Мир Стругацких. Полдень и Полночь (Дивов, Клещенко) - страница 143

– Давай побеседуем, – соглашаюсь я. – О чём бы ты хотел?

Он молчит. Долго, неестественно долго для человека, и я заставляю себя терпеть, потому что он – не человек, и раньше об этом знал только я, а теперь знаем мы оба. А ещё потому, что он всё-таки человек, и мы оба тоже об этом знаем.

Раньше он вызывал меня десять раз на дню. Когда была ещё база, и был на ней персонал, и лучшие специалисты во всех отраслях знаний работали на меня. Он задавал вопросы, один за другим, и я отвечал на них – единственный человек, ответы которого он соглашался выслушивать. Потом вопросов стало меньше. Потом ещё меньше. Потом их не стало вовсе.

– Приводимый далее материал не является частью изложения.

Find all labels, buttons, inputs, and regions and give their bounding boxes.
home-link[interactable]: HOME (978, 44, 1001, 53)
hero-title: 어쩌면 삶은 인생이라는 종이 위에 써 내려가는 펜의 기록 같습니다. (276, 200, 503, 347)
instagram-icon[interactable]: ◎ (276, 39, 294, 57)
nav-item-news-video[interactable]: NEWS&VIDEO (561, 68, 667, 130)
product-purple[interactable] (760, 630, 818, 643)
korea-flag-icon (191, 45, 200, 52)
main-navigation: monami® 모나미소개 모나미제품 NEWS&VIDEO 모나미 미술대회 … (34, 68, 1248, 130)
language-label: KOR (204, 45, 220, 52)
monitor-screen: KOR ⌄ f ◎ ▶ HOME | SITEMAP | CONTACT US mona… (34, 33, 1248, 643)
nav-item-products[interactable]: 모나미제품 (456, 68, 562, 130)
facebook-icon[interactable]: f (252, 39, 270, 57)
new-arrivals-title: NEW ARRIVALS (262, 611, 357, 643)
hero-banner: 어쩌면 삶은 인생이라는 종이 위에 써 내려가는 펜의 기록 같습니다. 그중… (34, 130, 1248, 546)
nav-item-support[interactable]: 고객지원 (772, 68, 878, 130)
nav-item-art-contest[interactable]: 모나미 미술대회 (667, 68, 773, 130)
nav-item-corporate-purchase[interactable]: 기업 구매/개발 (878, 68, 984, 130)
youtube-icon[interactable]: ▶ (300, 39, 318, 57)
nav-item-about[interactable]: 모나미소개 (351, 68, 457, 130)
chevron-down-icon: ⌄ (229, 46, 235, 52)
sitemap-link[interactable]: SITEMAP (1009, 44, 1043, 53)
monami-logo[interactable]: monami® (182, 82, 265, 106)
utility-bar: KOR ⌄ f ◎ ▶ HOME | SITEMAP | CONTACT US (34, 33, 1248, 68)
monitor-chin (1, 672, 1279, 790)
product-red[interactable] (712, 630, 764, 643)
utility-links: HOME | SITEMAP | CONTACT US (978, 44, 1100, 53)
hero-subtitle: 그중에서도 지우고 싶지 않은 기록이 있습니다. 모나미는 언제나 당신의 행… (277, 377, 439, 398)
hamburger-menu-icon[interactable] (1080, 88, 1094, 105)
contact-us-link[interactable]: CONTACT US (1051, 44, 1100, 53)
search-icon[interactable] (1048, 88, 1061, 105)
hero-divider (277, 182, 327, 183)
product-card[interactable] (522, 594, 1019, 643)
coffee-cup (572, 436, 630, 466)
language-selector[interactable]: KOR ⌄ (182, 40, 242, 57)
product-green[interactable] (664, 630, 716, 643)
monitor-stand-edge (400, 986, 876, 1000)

Состыкованная со спутником Странников база опустела. Сначала покинули её инженеры, вслед за ними исчезли психологи. С полгода промаявшись бездельем, взял отпуск и не вернулся врач. В результате я остался один. Новоиспеченный работник КОМКОНа-2 Стась Попов, посредник между гуманоидной цивилизацией Земли и гуманоидной же цивилизацией планеты Ковчег, состоящей из единственного представителя. Космического Маугли Пьера Семёнова по прозвищу Малыш, который посредником между человечеством и негуманоидами планеты Ковчег так и не стал.

За шесть лет я привык к одиночеству. Привык к тому, что изначальный ажиотаж пошёл на убыль, увял, а затем и сменился на безразличие. Закрытая, замкнутая на себя цивилизация Ковчега перестала вызывать интерес, связанные с ней разработки забросили и признали бесперспективными.

Я – остался. Добровольно, а скорее добровольно-принудительно, потому что пока я ещё был здесь, пока наматывал вокруг Ковчега витки, оставалась ещё ниточка. Истончившаяся, непрочная, но какая есть.

– Стась, я умру?

Меня передёргивает. Это первый настоящий вопрос за последние полгода или около. Ставшие редкими, раз в неделю, а то и в две сеансы связи проходили за шахматной игрой или за решением логических задач, которые я усердно таскал из информатория. «Щелкунчик! – иногда восклицал Малыш, сделав удачный ход или отыскав нетривиальное решение. – Сверчок на печи». И – всё. Он выходил на связь со мной уже не потому, что нуждался во мне или тем паче хотел поговорить с другом. я не был ему другом в том смысле, который вкладывают в слово «друг» люди. Так же, как и он мне. я гнал от себя мысль, что оба мы совершаем стандартные действия, произносим редкие незначащие слова не оттого, что хотим этого, а так – по привычке.

– Мы все когда-нибудь умрём, – осторожно говорю я. – Одни раньше, другие позже.

Он внезапно вскакивает, принимает одну из своих немыслимых, негодных для человека поз, веером раскидывает перед собой пригоршню мелких камней. Скособоченный, тощий. я смотрю на него, изо всех сил заставляя себя не раскисать, не сопереживать ему, не жалеть это брошенное на невесть чей произвол горемычное, одинокое существо.